A patients’ watchdog has demanded a “full investigation” into the NHS Tayside board after fresh details of a damning draft report into older people’s care at Ninewells Hospital emerged.
Last month The Courier revealed inspectors found elderly patients were left on trolleys in the corridors of an admissions ward.
A draft of the unpublished Healthcare Improvement Scotland (HIS) report seen by The Courier states that as many as 35 patients waited up to six hours for a bed.
However, HIS shelved the report the day after managers met NHS Tayside chief executive Gerry Marr, who is also on the inspectorate’s board.
A version of the report which omitted references to the number of patients affected was later released on January 30.
NHS Tayside says the figure was removed because it is factually inaccurate and denied that there is a conflict of interest.
Scotland Patients Association chairwoman Margaret Watt has called for the inspectorate’s findings to be published in full.

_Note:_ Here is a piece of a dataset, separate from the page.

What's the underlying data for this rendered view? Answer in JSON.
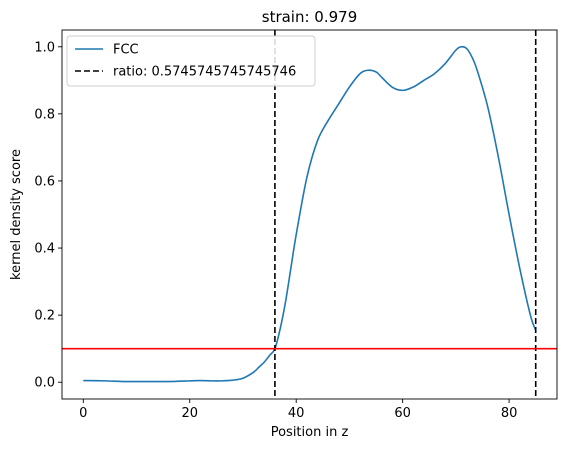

She said: “What we’ve seen so far isn’t happy reading and the full report should be published now. There’s no good reason why they can’t publish it now.
“If they don’t, we’ll get people who can. After all, every patient is an employer we are the stakeholders.”
Inspectors who visited Ninewells in September 2012 admitted that “some” patients had waited on trolleys and in wheelchairs in the “unit corridor”.
However, the draft report went further, stating: “We later learned that there had been 35 patients waiting on trolleys and in wheelchairs in the corridor during Monday afternoon and evening.”